Log in to save personal notes on this question.

Man's Misery

The knowledge of our sin and misery

Q1. What is your only comfort in life and death?

A. That I am not my own, but belong with body and soul, both in life and in death, to my faithful Saviour Jesus Christ. He has fully paid for all my sins with His precious blood, and has set me free from all the power of the devil. He also preserves me in such a way that without the will of my heavenly Father not a hair can fall from my head; indeed, all things must work together for my salvation. Therefore, by His Holy Spirit He also assures me of eternal life and makes me heartily willing and ready from now on to live for Him.

Q2. What do you need to know in order to live and die in the joy of this comfort?

A. First, how great my sins and misery are; second, how I am delivered from all my sins and misery; third, how I am to be thankful to God for such deliverance.

Q3. From where do you know your sins and misery?

A. From the law of God.

Q4. What does God's law require of us?

A. Christ teaches us this in a summary in Matthew 22: You shall love the LORD your God with all your heart, and with all your soul, and with all your mind. This is the great and first commandment. And a second is like it, You shall love your neighbour as yourself. On these two commandments depend all the law and the prophets.

Q5. Can you keep all this perfectly?

A. No, I am inclined by nature to hate God and my neighbour.

Q6. Did God, then, create man so wicked and perverse?

A. No, on the contrary, God created man good and in His image, that is, in true righteousness and holiness, so that he might rightly know God His Creator, heartily love Him, and live with Him in eternal blessedness to praise and glorify Him.

Q7. From where, then, did man's depraved nature come?

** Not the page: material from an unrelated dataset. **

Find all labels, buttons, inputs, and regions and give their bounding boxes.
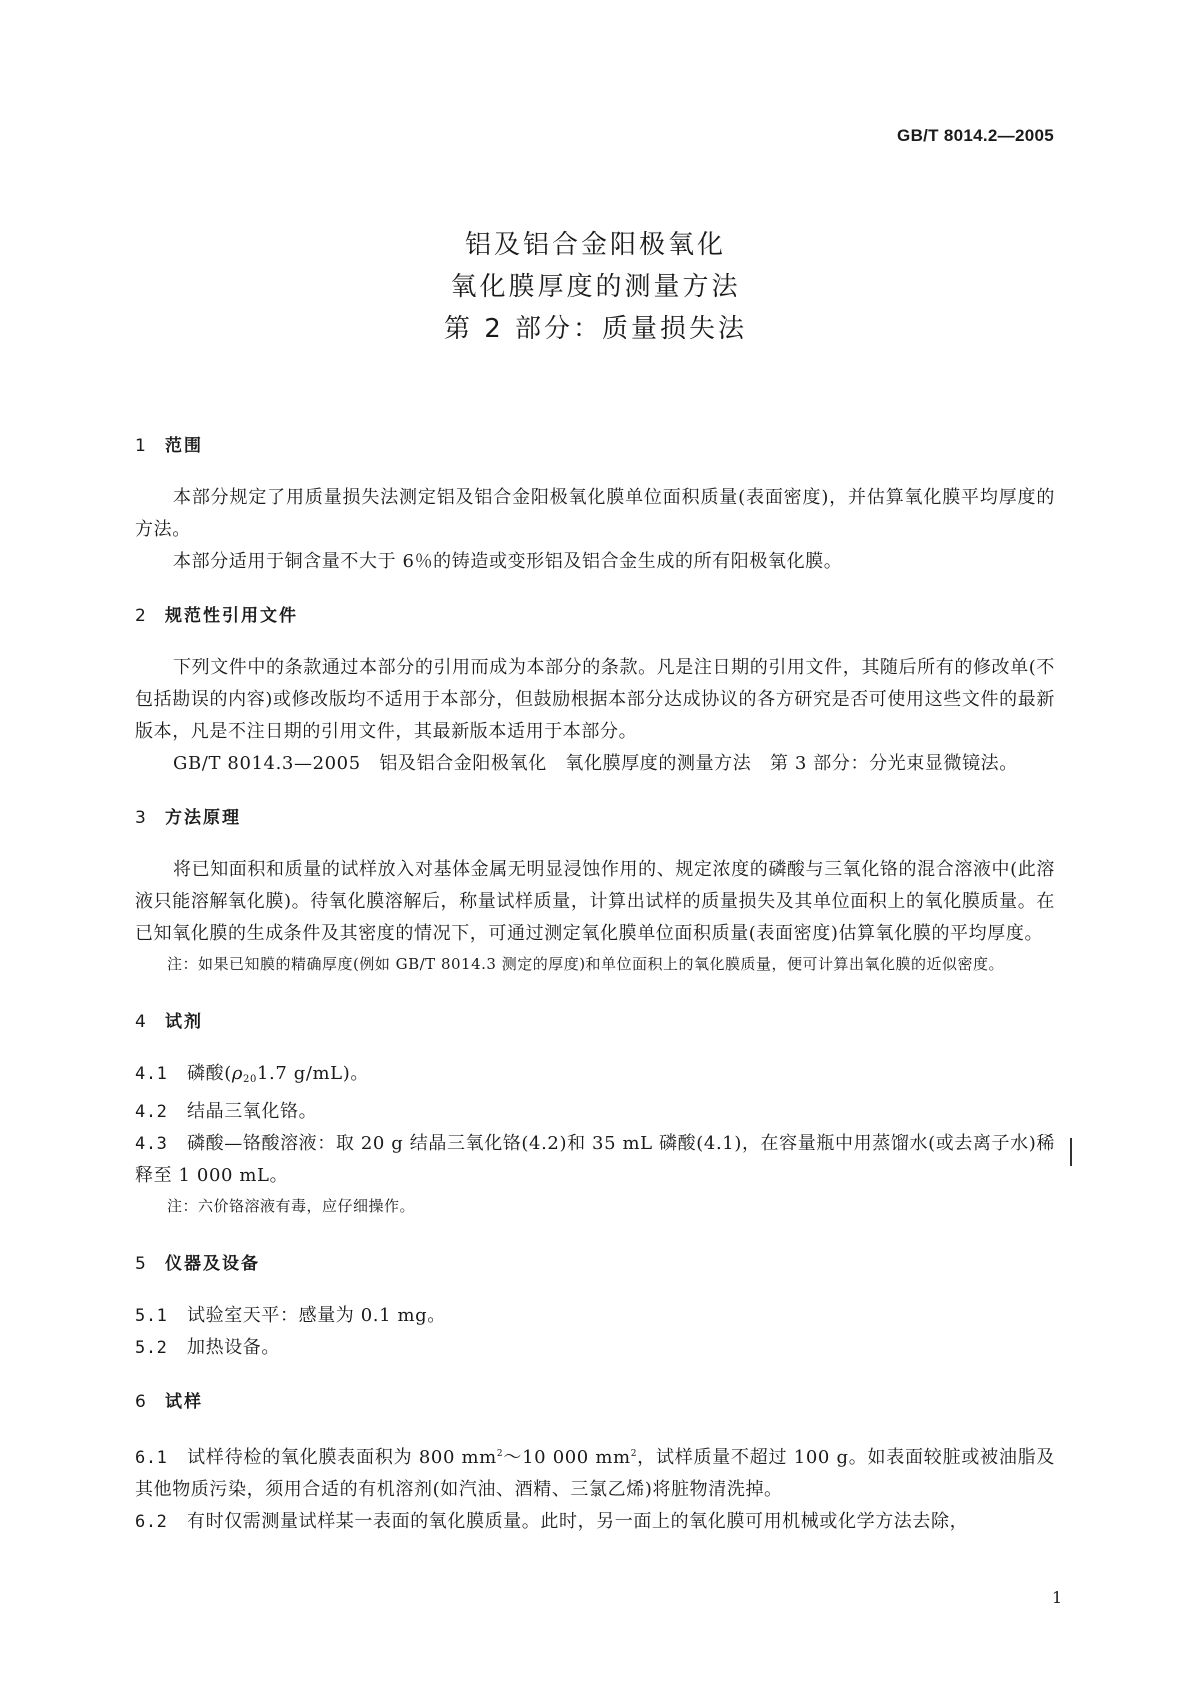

A. From the fall and disobedience of our first parents, Adam and Eve, in Paradise, for there our nature became so corrupt that we are all conceived and born in sin.

Q8. But are we so corrupt that we are totally unable to do any good and inclined to all evil?

A. Yes, unless we are regenerated by the Spirit of God.

Q9. Is God, then, not unjust by requiring in His law what man cannot do?

A. No, for God so created man that he was able to do it. But man, at the instigation of the devil, in deliberate disobedience robbed himself and all his descendants of these gifts.

Q10. Will God allow such disobedience and apostasy to go unpunished?

A. Certainly not. He is terribly displeased with our original sin as well as our actual sins. Therefore He will punish them by a just judgment both now and eternally, as He has declared: Cursed be every one who does not abide by all things written in the book of the law, and do them (Galatians 3:10).

Q11. But is God not also merciful?

A. God is indeed merciful, but He is also just. His justice requires that sin committed against the most high majesty of God also be punished with the most severe, that is, with everlasting, punishment of body and soul.